SKEDSOFT

Data Mining & Data Warehousing

Introduction: In comparison with supervised learning, clustering lacks guidance from users or classifiers (such as class label information), and thus may not generate highly desirable clusters. The quality of unsupervised clustering can be significantly improved using some weak form of supervision, for example, in the form of pair wise constraints (i.e., pairs of objects labeled as belonging to the same or different clusters). Such a clustering process based on user feedback or guidance constraints is called semi-supervised clustering.

Methods for semi-supervised clustering can be categorized into two classes: constraint-based semi-supervised clustering and distance-based semi-supervised clustering. Constraint-based semi-supervised clustering relies on user-provided labels or constraints to guide the algorithm toward a more appropriate data partitioning. This includes modifying the objective function based on constraints, or initializing and constraining the clustering process based on the labeled objects.
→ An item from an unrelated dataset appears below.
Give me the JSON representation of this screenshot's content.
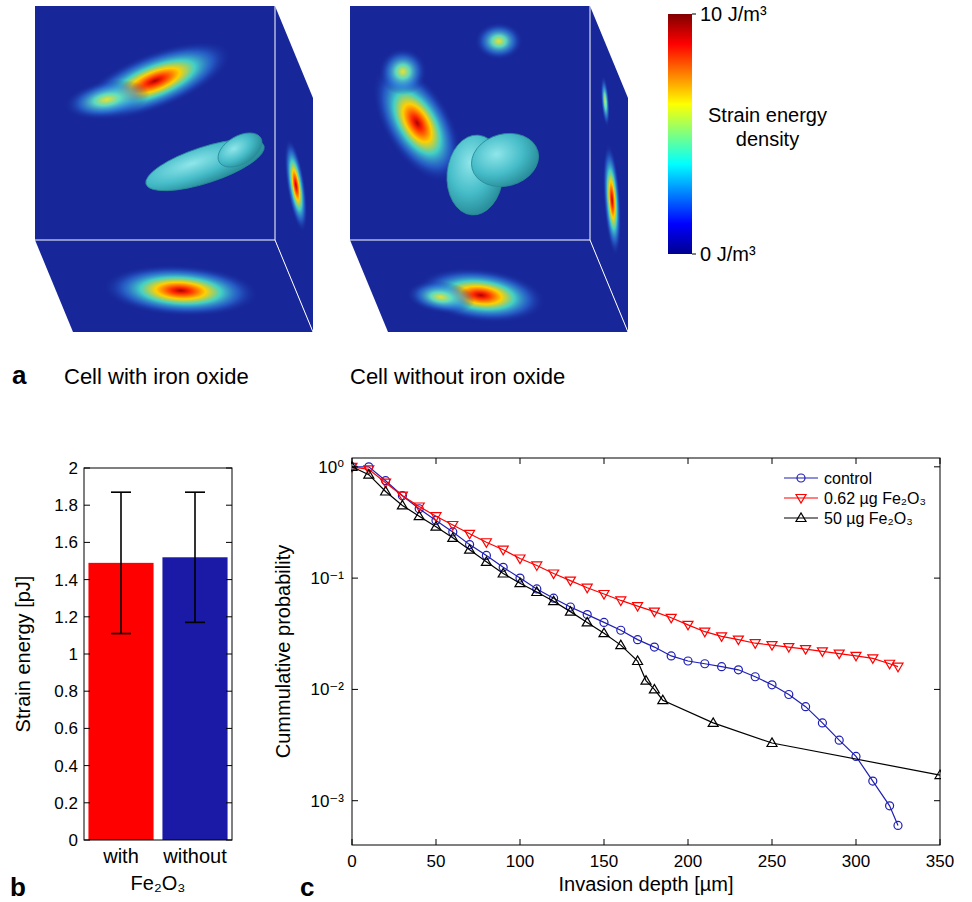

Distance-based semi-supervised clustering employs an adaptive distance measure that is trained to satisfy the labels or constraints in the supervised data. Several different adaptive distance measures have been used, such as string-edit distance trained using Expectation-Maximization (EM), and Euclidean distance modified by a shortest distance algorithm.

An interesting clustering method, called CL Tree (Clustering based on decision TREEs), integrates unsupervised clustering with the idea of supervised classification. It is an example of constraint-based semi-supervised clustering. It transforms a clustering task into a classification task by viewing the set of points to be clustered as belonging to one class, labeled as “Y,” and adds a set of relatively uniformly distributed, “nonexistence points” with a different class label, “N.” The problem of partitioning the data space into data (dense) regions and empty (sparse) regions can then be transformed into a classification problem. For example, Figure 7.26(a) contains a set of data points to be clustered. These points can be viewed as a set of “Y” points. Figure 7.26(b) shows the addition of a set of uniformly distributed “N” points, represented by the “o” points.  The original clustering problem is thus transformed into a classification problem, which works out a scheme that distinguishes “Y” and “N” points. A decision tree induction method can be applied to partition the two-dimensional space, as shown in Figure 7.26(c). Two clusters are identified, which are from the “Y” points only.

Adding a large number of “N” points to the original data may introduce unnecessary overhead in computation. Furthermore, it is unlikely that any points added would truly be uniformly distributed in a very high-dimensional space as this would require an exponential number of points. To deal with this problem, we do not physically add any of the “N” points, but only assume their existence. This works because the decision tree method does not actually require the points. Instead, it only needs the number of “N” points at each decision tree node. This number can be computed when needed, without having to add points to the original data. Thus, CL Tree can achieve the results in Figure 7.26(c) without actually adding any “N” points to the original data. Again, two clusters are identified.

The question then is how many (virtual) “N” points should be added in order to achieve good clustering results. The answer follows this simple rule: At the root node, the number of inherited “N” points is 0. At any current node, E, if the number of “N” points inherited from the parent node of E is less than the number of “Y” points in E, then the number of “N” points for E is increased to the number of “Y” points in E. (That is, we set the number of “N” points to be as big as the number of “Y” points.) Otherwise, the number of inherited “N” points is used in E. The basic idea is to use an equal number of “N” points to the number of “Y” points.

Decision tree classification methods use a measure, typically based on information gain, to select the attribute test for a decision node. The data are then split or partitioned according the test or “cut.” Unfortunately, with clustering, this can lead to the fragmentation of some clusters into scattered regions. To address this problem, methods were developed that use information gain, but allow the ability to look ahead.

That is, CL Tree first finds initial cuts and then looks ahead to find better partitions that cut less into cluster regions. It finds those cuts that form regions with a very low relative density. The idea is that we want to split at the cut point that may result in a big empty (“N”) region, which is more likely to separate clusters. With such tuning, CL Tree can perform high- quality clustering in high-dimensional space. It can also find subspace clusters as the decision tree method normally selects only a subset of the attributes. An interesting by-product of this method is the empty (sparse) regions, which may also be useful in certain applications.